The PineTime is a very underpowered device that is really only capable of showing messages from a nearby smartphone. It doesn’t even run Linux, it runs a low-footprint firmware. Don't expect to video chat through it.
The display is controlled over an 8MHz spi bus, you can only write to it as a bitmap (no functions to draw stuff like lines or filled rectangles) you give a square to draw in, and then a rectangle to bitmap to draw in the square. With the speed of the spi bus, the max speed you'll be able to update the entire display at is 8fps.
And to be honest I'm mostly looking for notifications and some info available at a glance when I'm looking at a "smartwatch".
I currently have an Amazfit Bip paired to Gadgetbridge, but I'd definitely like to see something less proprietary on my wrist. Crossing my fingers to see a transflective display version one day for an even longer battery lifetime.
I both do and don't want to believe that someday soon enough a generative AI will be able to take what it knows about me and my mannerisms, and combine that with an image of two of me looking into the camera in the moment, along with my voice audio stream, and out of all of that, create a totally convincing video feed of me speaking for the person on the other end of the call
Checkout their latest update - but basically in the next 3 months I believe. But of course that all depends on the manufacturing situation, you literally have automotive giants pausing production due to shortages.
It doesn't have a transreflective display which provides the gains. I really don't understand why - maybe they are hard to source?
But yeah I would pay a LOT more for an open Amazfit Bip with a great community. To note, the Bip does have an alternative firmware, but its somewhat niche and unknown.

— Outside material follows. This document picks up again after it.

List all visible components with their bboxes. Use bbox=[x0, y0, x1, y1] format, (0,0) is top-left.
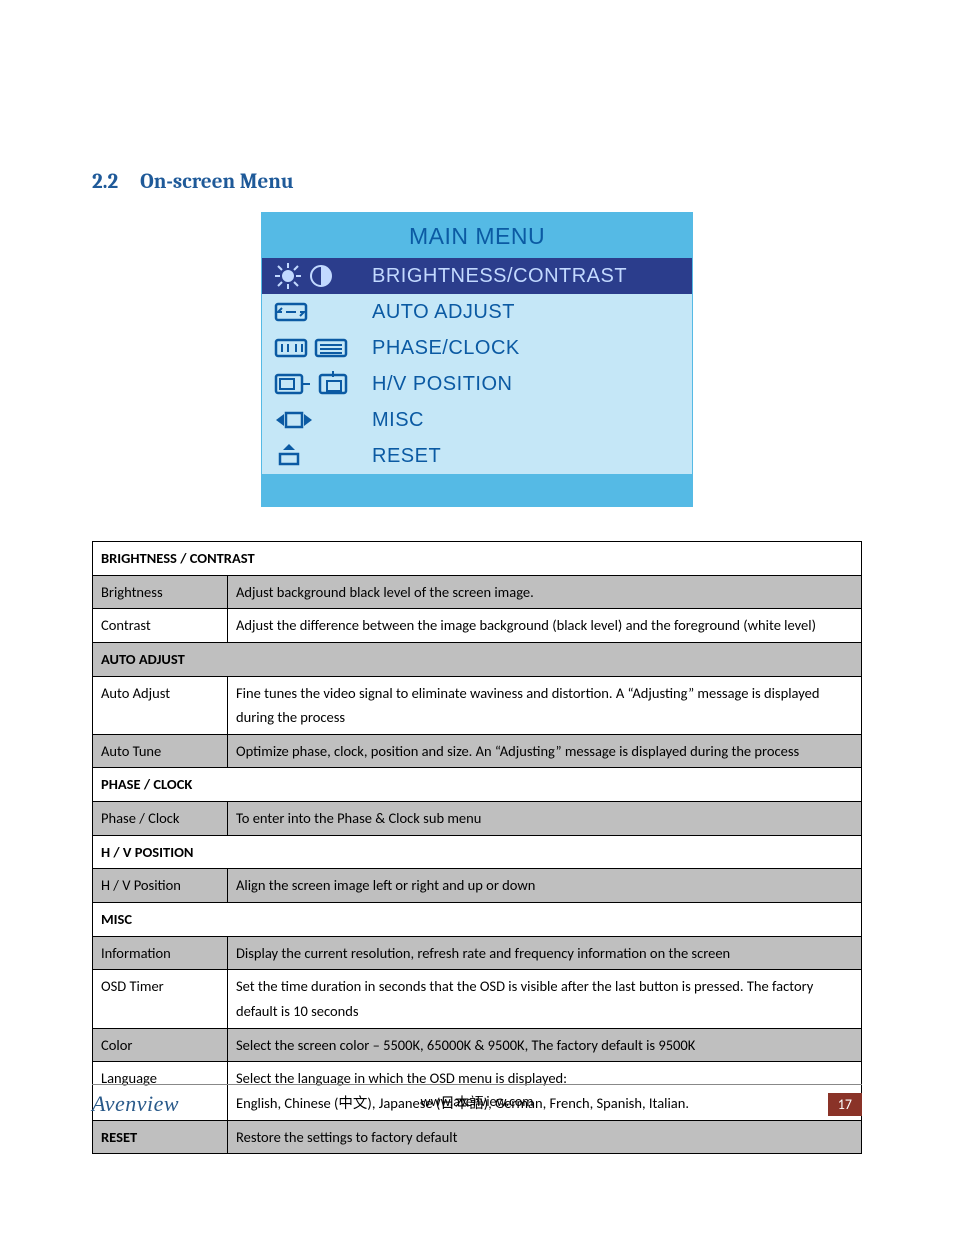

Newer Amazfit devices have a server-side "obsolescence switch" - each time they're repaired they need "activated" via a remote server that uses a proprietary app and account with the server.
There's various ways to do this, like using a Python script to interact with their API, but it's a true anti-feature.
Ideally we'd see an open source version of this kind of device (with the transflective display), or some progress on removing the "pairing lock" from the firmware - I don't think the devices have signed firmwares, so it should be possible to either patch out the check, or replace the validation key with a known key, and generate it locally.
Gadgetbridge is widely under-appreciated open source for these devices, and it's good to see others appreciating its use in liberating these kinds of devices (at least on the phone-side).
Also Aaron's ATCWatch[2] which runs Arduino compatbile firmware on the aforementioned devices and more; His Daflasher app has made it possible to flash firmware to to NRF52832 devices without any HW tinkering.